Следует заметить, что цензурные крайности проявлялись именно из-за внешнеполитических обстоятельств. К примеру, после событий 1830 года цензоры просто коршунами набрасывались на все печатанное и рукописное, выискивая крамолу даже в Библии. По выражению русского писателя и публициста Николая Энгельгардта, «развилась крайняя степень мыслебоязни, причем литература очутилась в положении заподозренной, тайно злонамеренной области».
С 1830 года совершенно дезориентированная цензура, на которую давили с разных сторон, начала доходить до банальной глупости. Как писал генерал Зайончковский, «административные лица этого учреждения в общем не обладали ни высшим образованием, ни тем тактом, который требуется на таких ответственных местах для того, чтобы суметь избежать крайностей в ту или другую сторону». В царствование императора Николая цензура, по выражению барона Корфа, часто и много грешила, то пропуская, не ведая того, статьи с чрезвычайно дурным и опасным направлением, то впадая в самые «нелепые» крайности. Тот же Пушкин в ноябре 1830 года в свойственной ему хулиганско-натуралистической манере при общении с друзьями пишет Верстовскому из Болдина: «Не можешь вообразить, как неприятно получать проколотые (просмотренные цензурой. –
Следует, впрочем, оговориться, что и положение цензоров было поистине безвыходное. Кроме цензурного устава и распоряжений своего непосредственного начальства, они должны были сообразоваться со всеми требованиями и, скажем больше, со всеми капризами посторонних ведомств. Граф Клейнмихель возмущался, например, что без его особого разрешения была издана частным лицом тетрадь фасадов православных церквей; генерал-адъютант Адлерберг протестовал против издания частным лицом без его ведома алфавита городов на трактах от Петербурга до Москвы, а все прочие не отставали от первых двух. И каждый входил с непосредственными докладами к государю, без сношения с ответственным за цензуру министром народного просвещения, и Высочайшим именем прикрывал свои капризы. Граф Клейнмихель не останавливался даже перед отправлением за не понравившуюся статью не подчиненных ему цензоров на гауптвахту. И в результате бедные цензоры предпочитали ничего не допускать до печатания, лишь бы пройти спокойно свой тернистый путь. Такая постановка цензурного дела привела к результатам, совершенно противоположным тем, которые были в мыслях императора Николая.

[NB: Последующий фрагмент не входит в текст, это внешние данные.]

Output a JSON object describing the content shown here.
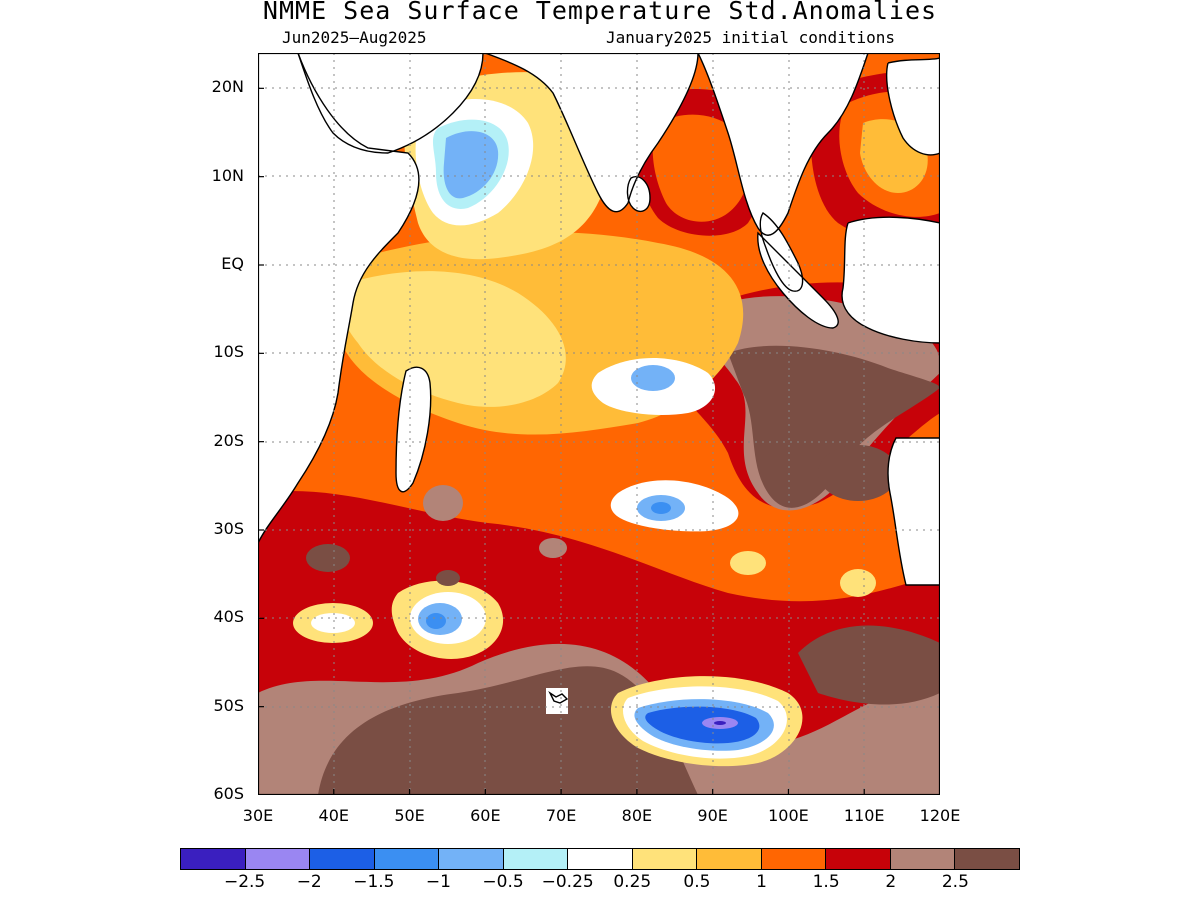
{
  "title": "NMME Sea Surface Temperature Std.Anomalies",
  "subtitle_left": "Jun2025–Aug2025",
  "subtitle_right": "January2025 initial conditions",
  "map": {
    "region": "Indian Ocean",
    "lon_range": [
      30,
      120
    ],
    "lat_range": [
      -60,
      24
    ],
    "lat_ticks": [
      "20N",
      "10N",
      "EQ",
      "10S",
      "20S",
      "30S",
      "40S",
      "50S",
      "60S"
    ],
    "lon_ticks": [
      "30E",
      "40E",
      "50E",
      "60E",
      "70E",
      "80E",
      "90E",
      "100E",
      "110E",
      "120E"
    ],
    "grid": "dotted",
    "features": [
      {
        "name": "Arabian Sea cold anomaly",
        "lon": 53,
        "lat": 12,
        "value": -0.75
      },
      {
        "name": "South Indian Ocean cold patch",
        "lon": 83,
        "lat": -13,
        "value": -0.6
      },
      {
        "name": "Cold patch near 27S",
        "lon": 83,
        "lat": -27,
        "value": -0.6
      },
      {
        "name": "Cold patch near 41S",
        "lon": 54,
        "lat": -41,
        "value": -1.0
      },
      {
        "name": "Southern cold core",
        "lon": 88,
        "lat": -51,
        "value": -2.0
      },
      {
        "name": "Eastern warm pool",
        "lon": 105,
        "lat": -10,
        "value": 2.5
      },
      {
        "name": "Southern warm belt",
        "lon": 65,
        "lat": -52,
        "value": 2.5
      }
    ]
  },
  "colorbar": {
    "colors": [
      "#3a1fbf",
      "#9a86f2",
      "#1c5fe6",
      "#3b8ff2",
      "#73b2f7",
      "#b4f0f7",
      "#ffffff",
      "#ffe27a",
      "#ffbc38",
      "#ff6602",
      "#c70209",
      "#b28478",
      "#7a4e44"
    ],
    "labels": [
      "−2.5",
      "−2",
      "−1.5",
      "−1",
      "−0.5",
      "−0.25",
      "0.25",
      "0.5",
      "1",
      "1.5",
      "2",
      "2.5"
    ]
  }
}
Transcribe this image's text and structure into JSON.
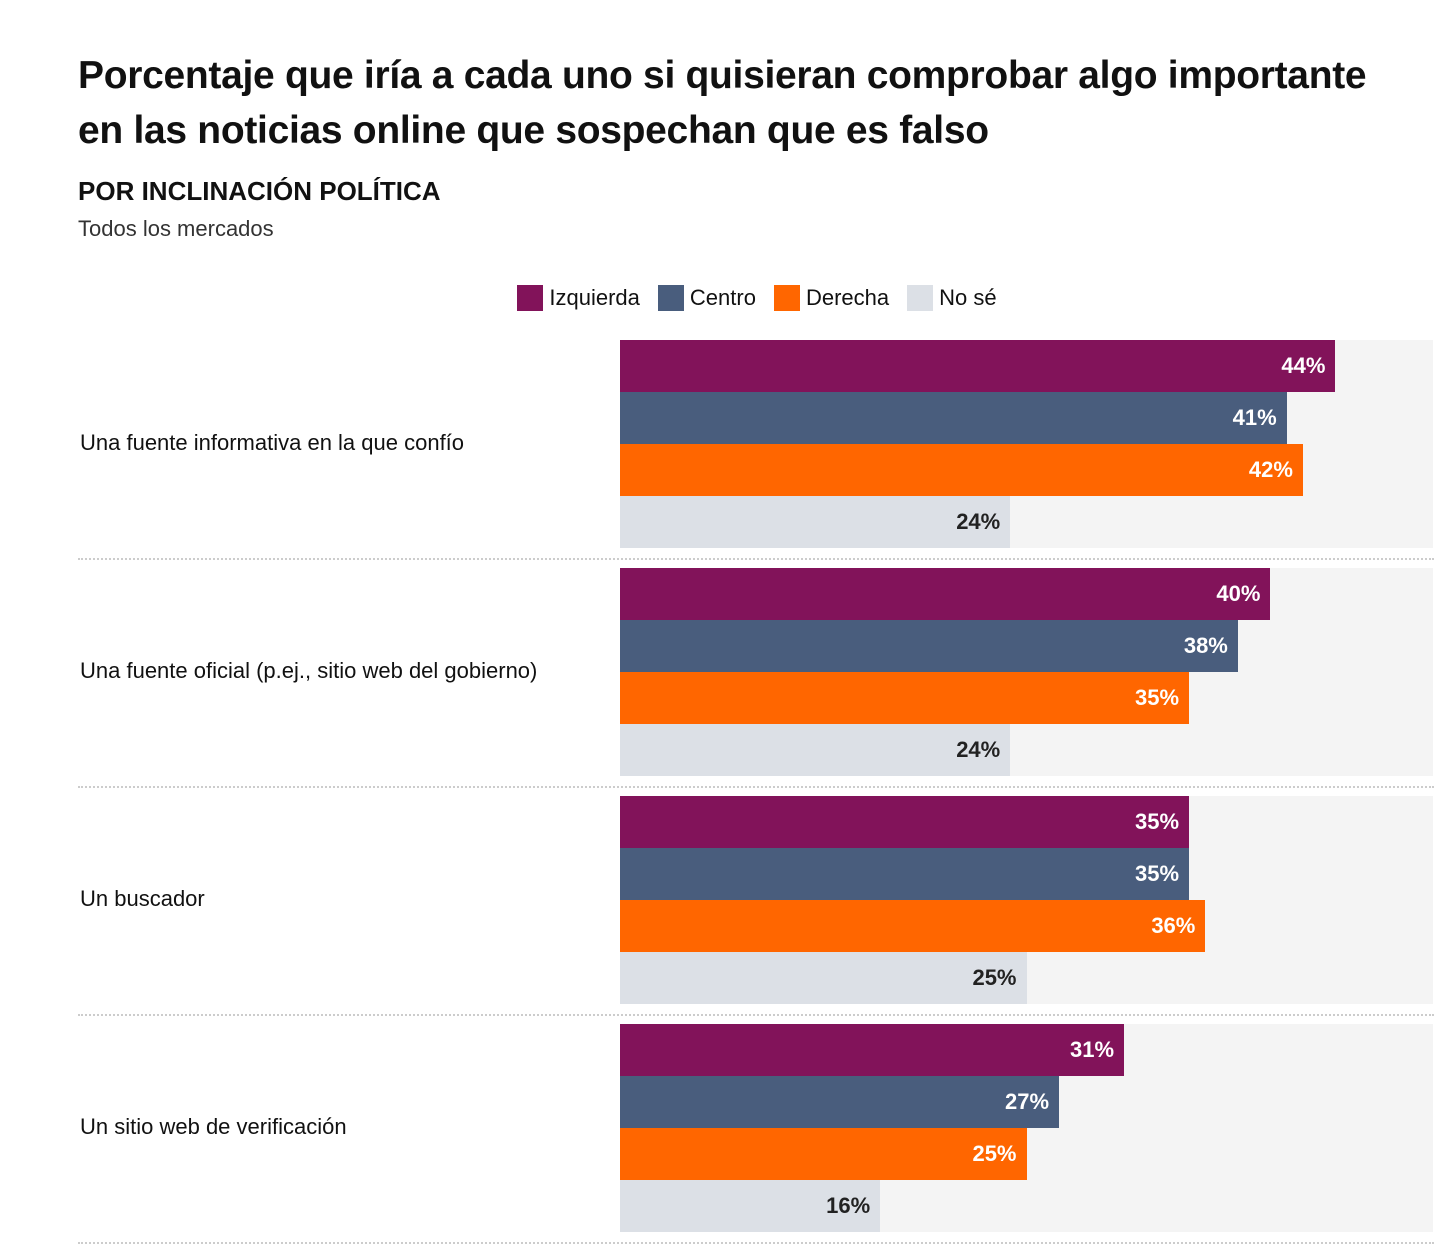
{
  "chart_data": {
    "type": "bar",
    "orientation": "horizontal",
    "title": "Porcentaje que iría a cada uno si quisieran comprobar algo importante en las noticias online que sospechan que es falso",
    "subtitle": "POR INCLINACIÓN POLÍTICA",
    "note": "Todos los mercados",
    "xlim": [
      0,
      50
    ],
    "legend_position": "top-center",
    "categories": [
      "Una fuente informativa en la que confío",
      "Una fuente oficial (p.ej., sitio web del gobierno)",
      "Un buscador",
      "Un sitio web de verificación"
    ],
    "series": [
      {
        "name": "Izquierda",
        "color": "#82135a",
        "text_color": "#ffffff",
        "values": [
          44,
          40,
          35,
          31
        ]
      },
      {
        "name": "Centro",
        "color": "#495d7d",
        "text_color": "#ffffff",
        "values": [
          41,
          38,
          35,
          27
        ]
      },
      {
        "name": "Derecha",
        "color": "#ff6600",
        "text_color": "#ffffff",
        "values": [
          42,
          35,
          36,
          25
        ]
      },
      {
        "name": "No sé",
        "color": "#dce0e6",
        "text_color": "#222222",
        "values": [
          24,
          24,
          25,
          16
        ]
      }
    ],
    "value_suffix": "%"
  }
}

Цензоры для собственной же безопасности полагали, что «полезнее всего запретить», чем потом объясняться, почему то или иное произведение увидело свет. Это привело к тому, что пронырливые беллетристы научились писать между строк, вкладывая в невинные на первый взгляд опусы глубокий скрытый смысл.

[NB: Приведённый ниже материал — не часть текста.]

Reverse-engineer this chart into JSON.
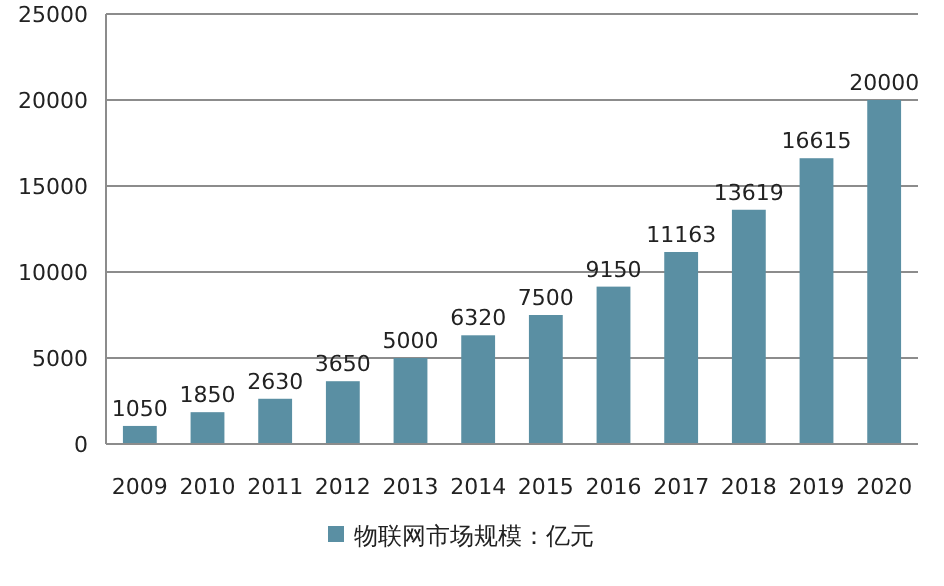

Граф Дмитрий Толстой по этому поводу писал: «Журнальная пресса, под видом самых невинных статеек, распространяла те же тлетворные идеи и самыми недомолвками возбуждала неудовольствие публики, уже приученной читать между строк, а цензура заглушала только голоса честных убеждений, которые могли бы обличить официальную ложь. Затруднения, поставленные для сношений России с Европой, не помешали русским изменникам высылать к нам во множестве экземпляров революционные газеты и журналы, и „Колокол“ сделался общедоступной газетой, которая нарасхват читалась повсюду, под глазами близорукой и неспособной полиции». Впрочем, еще до начала издания «Колокола» натурализовавшийся в Швейцарии русский помещик немецкого происхождения Александр Герцен, сосланный в России из столицы в далекую Вятку за участие в нелегальном философском кружке (заметим, не на каторгу, а на службу в канцелярию местного губернатора), начал публиковать в журнале «Отечественные записки» серию статей под заглавием «Письма с Avenue Marigny». Но публикации, от которых за версту несло духом французского анархиста Жозефа Прудона, все же выходили, несмотря на буйствующую цензуру.

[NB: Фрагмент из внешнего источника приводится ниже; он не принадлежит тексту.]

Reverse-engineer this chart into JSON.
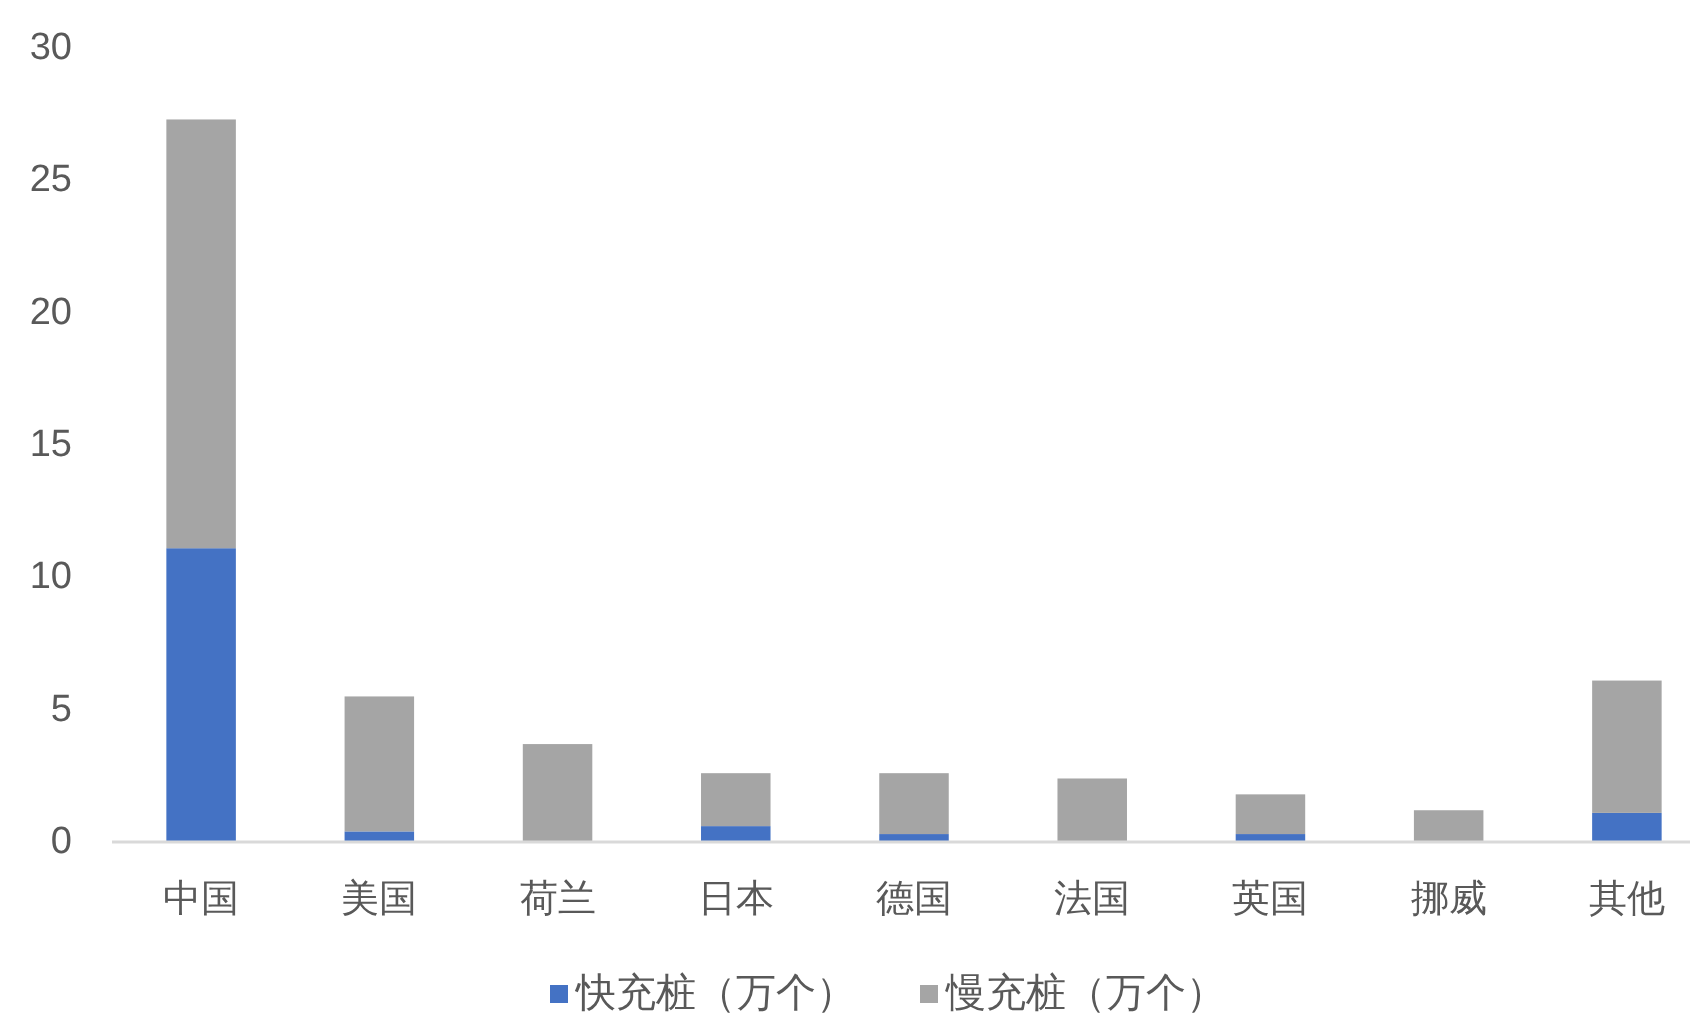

Каким-то образом появились в империи, хотя и только на французском языке, скандальные записки скандально известного французского путешественника маркиза Астольфа де Кюстина «La Russie en 1839» (слухи о его многочисленных бисексуальных связях в салонах расходились в качестве анекдотов). В них француз, с одной стороны, с восхищением отзывается о самом Николае I и при этом клеймит «рабство» и «униженность» дворянства, забитость крестьянства, дуроломство и косность мышления. По его собственному признанию, он «ехал в Россию искать доводов против республики», а вернулся если не республиканцем, то уж, во всяком случае, убежденным противником абсолютизма, который довел до катастрофы Францию и может погубить Россию. Многое в этих записках следует признать объективным, многое – просто непонятным иностранцу по причине того, что нас «аршином общим не измерить».